Cywilizacja zachodnia przeżywa dziś kryzys podobny do tego, przez który przeszli uczniowie uciekający po śmierci Jezusa do Emaus. Mówił o tym Papież podczas spotkania z przedstawicielami sardyńskiego świata kultury i nauki. Gospodarzem spotkania był wydział teologiczny uniwersytetu w Cagliari. Na wstępie Franciszek zastrzegł, że nie przygotował wykładu akademickiego, choć wymagałby tego akademicki kontekst tego wydarzenia. Zamiast tego zaproponował zebranym egzystencjalną lekturę fragmentu Ewangelii o uczniach z Emaus.
„Ci dwaj uczniowie niosą w sercu ból i dezorientację po śmierci Jezusa. Są zawiedzeni tym, jak się potoczyły rzeczy. Podobne odczucia widzimy również w naszej aktualnej sytuacji: zawód, rozwianie złudzeń z powodu kryzysu gospodarczo-finansowego, ale też ekologicznego, edukacyjnego, moralnego. Kryzys ten dotyczy teraźniejszości a także przyszłości historycznej i egzystencjalnej człowieka cywilizacji zachodniej. Oczywiście każda epoka historyczna ma chwile krytyczne, ale przynajmniej od czterech stuleci nie widziano takiej zapaści podstawowych pewników, które stanowią o życiu ludzi” – powiedział Papież.
Franciszek zauważył, że w obliczu takiego kryzysu można doświadczyć zniechęcenia, podobnie jak uczniowie z Emaus czy jak chrześcijanie II wieku, którzy poddali się mentalności apokaliptycznej. Takie pesymistyczne podejście paraliżuje jednak rozum i wolę. Prowadzi do ucieczki i poszukiwania wysp. Jest to podobne do zachowania Piłata, który „umywa ręce”. Postawa taka wydaje się pragmatyczna, ale w rzeczywistości ignoruje wołanie o sprawiedliwość i odpowiedzialność. Prowadzi do indywidualizmu, hipokryzji i cynizmu.
Zdaniem Papieża odpowiedzią na taką sytuację musi być poszukiwanie nowych dróg nadziei. Szczególną rolę ma tu do odegrania uniwersytet jako miejsce rozeznania, spotkania oraz solidarności.

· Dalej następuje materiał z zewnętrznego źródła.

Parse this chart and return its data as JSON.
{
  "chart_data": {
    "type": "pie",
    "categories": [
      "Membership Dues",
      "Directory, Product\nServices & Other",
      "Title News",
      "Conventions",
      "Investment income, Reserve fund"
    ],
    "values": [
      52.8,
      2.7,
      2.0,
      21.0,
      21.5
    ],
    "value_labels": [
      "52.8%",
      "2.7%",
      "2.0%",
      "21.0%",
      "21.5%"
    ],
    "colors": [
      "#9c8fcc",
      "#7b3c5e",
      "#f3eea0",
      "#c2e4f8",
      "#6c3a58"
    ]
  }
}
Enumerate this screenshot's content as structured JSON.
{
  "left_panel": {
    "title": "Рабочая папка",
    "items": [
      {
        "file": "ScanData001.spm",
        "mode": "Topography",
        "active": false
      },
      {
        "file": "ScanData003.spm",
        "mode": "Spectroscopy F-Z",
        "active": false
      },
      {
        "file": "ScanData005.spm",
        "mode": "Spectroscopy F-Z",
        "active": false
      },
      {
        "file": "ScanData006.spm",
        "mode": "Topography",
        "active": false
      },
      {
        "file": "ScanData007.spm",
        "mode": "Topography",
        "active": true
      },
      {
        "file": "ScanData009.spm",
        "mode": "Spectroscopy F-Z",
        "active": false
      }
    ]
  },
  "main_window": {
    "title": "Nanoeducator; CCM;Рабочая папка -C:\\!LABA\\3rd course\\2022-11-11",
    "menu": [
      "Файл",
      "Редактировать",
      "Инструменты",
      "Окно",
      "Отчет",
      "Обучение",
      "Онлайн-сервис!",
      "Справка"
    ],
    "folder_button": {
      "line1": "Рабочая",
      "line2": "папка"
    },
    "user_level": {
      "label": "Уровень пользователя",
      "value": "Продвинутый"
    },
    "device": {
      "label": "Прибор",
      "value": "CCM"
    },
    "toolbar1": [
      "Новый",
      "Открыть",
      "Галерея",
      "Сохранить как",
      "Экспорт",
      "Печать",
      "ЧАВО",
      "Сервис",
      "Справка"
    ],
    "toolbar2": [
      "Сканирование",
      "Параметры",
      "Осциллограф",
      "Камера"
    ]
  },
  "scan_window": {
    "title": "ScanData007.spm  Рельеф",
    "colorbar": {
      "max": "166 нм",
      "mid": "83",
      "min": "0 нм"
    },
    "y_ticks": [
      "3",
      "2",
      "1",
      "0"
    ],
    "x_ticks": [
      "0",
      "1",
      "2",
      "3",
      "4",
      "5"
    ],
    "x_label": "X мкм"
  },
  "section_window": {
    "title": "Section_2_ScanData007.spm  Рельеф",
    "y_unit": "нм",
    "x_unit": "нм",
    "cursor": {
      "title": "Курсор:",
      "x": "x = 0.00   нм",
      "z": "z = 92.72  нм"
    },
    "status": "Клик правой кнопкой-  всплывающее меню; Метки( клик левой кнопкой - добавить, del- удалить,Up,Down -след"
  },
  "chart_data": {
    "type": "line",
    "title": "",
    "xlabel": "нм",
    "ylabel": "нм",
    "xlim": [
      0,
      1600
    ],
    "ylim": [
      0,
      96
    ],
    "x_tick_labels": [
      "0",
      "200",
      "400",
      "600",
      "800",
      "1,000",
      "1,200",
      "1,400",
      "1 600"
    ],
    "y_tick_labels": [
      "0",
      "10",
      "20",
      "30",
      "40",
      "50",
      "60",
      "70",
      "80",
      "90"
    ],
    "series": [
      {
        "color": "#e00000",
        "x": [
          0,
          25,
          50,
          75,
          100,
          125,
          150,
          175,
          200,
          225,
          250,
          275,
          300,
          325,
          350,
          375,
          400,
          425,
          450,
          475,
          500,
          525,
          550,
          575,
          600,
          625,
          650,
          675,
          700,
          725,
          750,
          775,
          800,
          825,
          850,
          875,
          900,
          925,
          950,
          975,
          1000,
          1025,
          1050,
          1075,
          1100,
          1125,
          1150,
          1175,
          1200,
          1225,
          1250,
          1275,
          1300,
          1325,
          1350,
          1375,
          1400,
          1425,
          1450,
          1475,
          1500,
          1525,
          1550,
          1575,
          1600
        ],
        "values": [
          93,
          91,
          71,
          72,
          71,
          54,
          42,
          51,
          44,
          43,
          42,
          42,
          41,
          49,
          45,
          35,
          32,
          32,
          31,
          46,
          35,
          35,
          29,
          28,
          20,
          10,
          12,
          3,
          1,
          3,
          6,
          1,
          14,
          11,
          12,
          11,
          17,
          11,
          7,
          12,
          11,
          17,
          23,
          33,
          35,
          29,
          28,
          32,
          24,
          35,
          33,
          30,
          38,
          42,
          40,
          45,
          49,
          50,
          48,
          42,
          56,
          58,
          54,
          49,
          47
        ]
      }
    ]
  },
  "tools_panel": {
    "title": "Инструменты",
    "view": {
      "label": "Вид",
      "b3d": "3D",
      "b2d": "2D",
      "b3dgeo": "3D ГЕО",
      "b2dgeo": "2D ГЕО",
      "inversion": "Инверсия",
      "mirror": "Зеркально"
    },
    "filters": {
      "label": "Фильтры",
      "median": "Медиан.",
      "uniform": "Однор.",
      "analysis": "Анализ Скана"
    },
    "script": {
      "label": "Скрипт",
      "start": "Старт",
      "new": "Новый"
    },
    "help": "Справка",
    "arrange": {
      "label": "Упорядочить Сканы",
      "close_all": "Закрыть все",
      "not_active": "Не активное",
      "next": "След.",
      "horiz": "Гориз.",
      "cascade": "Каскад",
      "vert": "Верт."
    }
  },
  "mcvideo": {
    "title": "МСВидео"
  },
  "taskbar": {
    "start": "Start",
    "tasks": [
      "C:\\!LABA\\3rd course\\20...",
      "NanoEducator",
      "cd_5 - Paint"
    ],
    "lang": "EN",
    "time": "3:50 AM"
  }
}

„Ważne jest by odczytywać rzeczywistość, patrząc jej prosto w oczy. Interpretacje ideologiczne czy stronnicze niczemu nie służą. Potęgują jedynie złudzenia i rozczarowanie. Trzeba odczytywać rzeczywistość, ale także żyć w niej bez lęku, ucieczki i katastrofizmu. Każdy kryzys, również aktualny, jest przejściem, trudem rodzenia. Kryzys może się stać chwilą odczyszczenia i przemyślenia na nowo naszych wzorców gospodarczo-społecznych oraz pewnego pojęcia postępu, którym karmiły się złudzenia. Trzeba odzyskać człowieka we wszystkich jego wymiarach” – powiedział Papież.
Korzystając z obecności na wydziale teologicznym Papież zachęcił ludzi kultury i nauki, by nie bali się otworzyć na transcendencję, na spotkanie z Chrystusem. „Wiara nigdy nie ogranicza przestrzeni rozumu, lecz otwiera go na integralną wizję człowieka i rzeczywistości. Chroni go przed niebezpieczeństwem zredukowania człowieka do materiału ludzkiego” – powiedział Franciszek.